Measure refusal precision and recall.

Review Questions#

  1. Which prompt technique consistently produces the largest quality improvement with the smallest token budget?

    • A. Setting temperature to 1.0

    • B. Assigning a clear role in the system message

    • C. Using ALL CAPS for important instructions

    • D. Adding the word “please” to every instruction

  2. You need to extract a strict JSON schema from unstructured text. Which option is most reliable?

    • A. Ask the model to “return JSON” in the prompt and parse it yourself

    • B. Use tool use with strict: true (Anthropic) or response_format (OpenAI / LangChain)

    • C. Regex the output

    • D. Set temperature to 2.0 for variety

  3. For Claude Opus 4.6 with adaptive thinking enabled, do you still need to write “think step by step” in the prompt?

    • A. Yes, always

    • B. No — the model reasons internally; an explicit CoT instruction is usually redundant

    • C. Only on weekends

    • D. Only for math problems

  4. What is the recommended temperature for Gemini 3 models?

    • A. 0.0

    • B. 0.5

    • C. 1.0 (default)

    • D. 2.0

  5. Why is XML-style tagging particularly effective with Claude?

    • A. Claude was trained to respect XML-ish tags for isolating instructions from data

    • B. XML is faster to parse than JSON

    • C. It reduces token count

    • D. It’s required by the API

  6. Your system prompt is 50KB and never changes between requests. How do you cut cost?

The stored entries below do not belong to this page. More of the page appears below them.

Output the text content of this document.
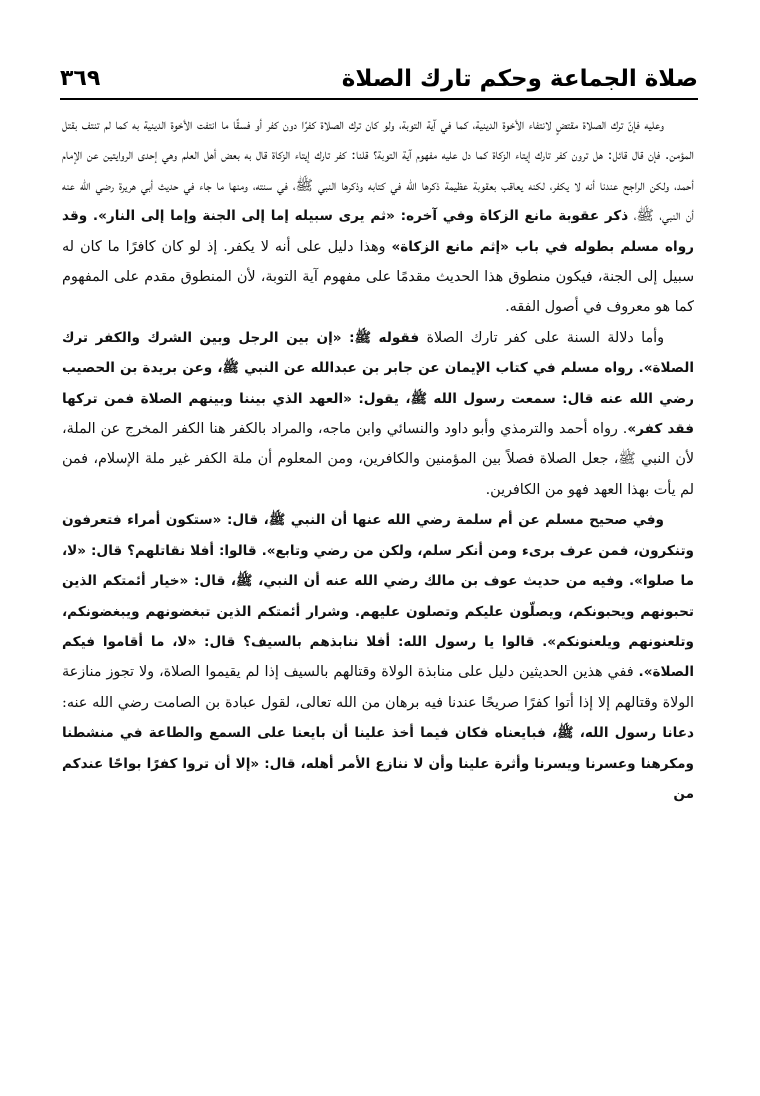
صلاة الجماعة وحكم تارك الصلاة
٣٦٩

وعليه فإنّ ترك الصلاة مقتضٍ لانتفاء الأخوة الدينية، كما في آية التوبة، ولو كان ترك الصلاة كفرًا دون كفر أو فسقًا ما انتفت الأخوة الدينية به كما لم تنتف بقتل المؤمن. فإن قال قائل: هل ترون كفر تارك إيتاء الزكاة كما دل عليه مفهوم آية التوبة؟ قلنا: كفر تارك إيتاء الزكاة قال به بعض أهل العلم وهي إحدى الروايتين عن الإمام أحمد، ولكن الراجح عندنا أنه لا يكفر، لكنه يعاقب بعقوبة عظيمة ذكرها الله في كتابه وذكرها النبي ﷺ، في سنته، ومنها ما جاء في حديث أبي هريرة رضي الله عنه أن النبي، ﷺ، ذكر عقوبة مانع الزكاة وفي آخره: «ثم يرى سبيله إما إلى الجنة وإما إلى النار». وقد رواه مسلم بطوله في باب «إثم مانع الزكاة» وهذا دليل على أنه لا يكفر. إذ لو كان كافرًا ما كان له سبيل إلى الجنة، فيكون منطوق هذا الحديث مقدمًا على مفهوم آية التوبة، لأن المنطوق مقدم على المفهوم كما هو معروف في أصول الفقه.

وأما دلالة السنة على كفر تارك الصلاة فقوله ﷺ: «إن بين الرجل وبين الشرك والكفر ترك الصلاة». رواه مسلم في كتاب الإيمان عن جابر بن عبدالله عن النبي ﷺ، وعن بريدة بن الحصيب رضي الله عنه قال: سمعت رسول الله ﷺ، يقول: «العهد الذي بيننا وبينهم الصلاة فمن تركها فقد كفر». رواه أحمد والترمذي وأبو داود والنسائي وابن ماجه، والمراد بالكفر هنا الكفر المخرج عن الملة، لأن النبي ﷺ، جعل الصلاة فصلاً بين المؤمنين والكافرين، ومن المعلوم أن ملة الكفر غير ملة الإسلام، فمن لم يأت بهذا العهد فهو من الكافرين.

وفي صحيح مسلم عن أم سلمة رضي الله عنها أن النبي ﷺ، قال: «ستكون أمراء فتعرفون وتنكرون، فمن عرف برىء ومن أنكر سلم، ولكن من رضي وتابع». قالوا: أفلا نقاتلهم؟ قال: «لا، ما صلوا». وفيه من حديث عوف بن مالك رضي الله عنه أن النبي، ﷺ، قال: «خيار أئمتكم الذين تحبونهم ويحبونكم، ويصلّون عليكم وتصلون عليهم. وشرار أئمتكم الذين تبغضونهم ويبغضونكم، وتلعنونهم ويلعنونكم». قالوا يا رسول الله: أفلا ننابذهم بالسيف؟ قال: «لا، ما أقاموا فيكم الصلاة». ففي هذين الحديثين دليل على منابذة الولاة وقتالهم بالسيف إذا لم يقيموا الصلاة، ولا تجوز منازعة الولاة وقتالهم إلا إذا أتوا كفرًا صريحًا عندنا فيه برهان من الله تعالى، لقول عبادة بن الصامت رضي الله عنه: دعانا رسول الله، ﷺ، فبايعناه فكان فيما أخذ علينا أن بايعنا على السمع والطاعة في منشطنا ومكرهنا وعسرنا ويسرنا وأثرة علينا وأن لا ننازع الأمر أهله، قال: «إلا أن تروا كفرًا بواحًا عندكم من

    • A. Truncate it to 5KB

    • B. Enable prompt caching with cache_control: {"type": "ephemeral"}

    • C. Send it only on the first request

    • D. Use a smaller model

  7. What is the failure mode of negative instructions like “Don’t use passive voice”?

    • A. The model throws an error

    • B. LLMs sometimes interpret the negation as emphasis and do the opposite — prefer positive directives

    • C. They cost more tokens

    • D. They are case-sensitive

  8. A RAG system should refuse to answer when the context is insufficient. How do you enforce this?

    • A. Lower the temperature

    • B. Explicitly instruct the model to reply with a fixed refusal string when the answer is not in the context

    • C. Hope it works

    • D. Use a larger model

  9. When building a few-shot classifier, how many examples are typically enough?

    • A. Exactly 1

    • B. 2–5 examples that cover the edge cases

    • C. At least 100

    • D. As many as the context window allows

  10. Which parameter makes tool use schema-conforming on the Anthropic API?

    • A. temperature: 0

    • B. strict: true on the tool definition

    • C. json_mode: true

    • D. force_schema: true

View Answer Key
  1. B — Role assignment is the single highest-leverage technique.

  2. B — Schema-constrained tool use beats regex parsing every time.

  3. B — Reasoning models handle CoT internally; an explicit “think step by step” is redundant (and sometimes harmful).

  4. C — Google explicitly recommends keeping temperature=1.0 default for Gemini 3 models.

  5. A — Claude is trained to recognize XML-ish tags as structural boundaries.

  6. B — Prompt caching cuts cached reads to ~0.1× input cost.

  7. B — Rephrase as positive directives (“Write in active voice”).

  8. B — Explicit refusal instructions with a fixed string make refusals detectable and measurable.

  9. B — 2–5 carefully chosen examples typically get you most of the benefit.

  10. Bstrict: true on the tool guarantees the model’s output matches the declared schema.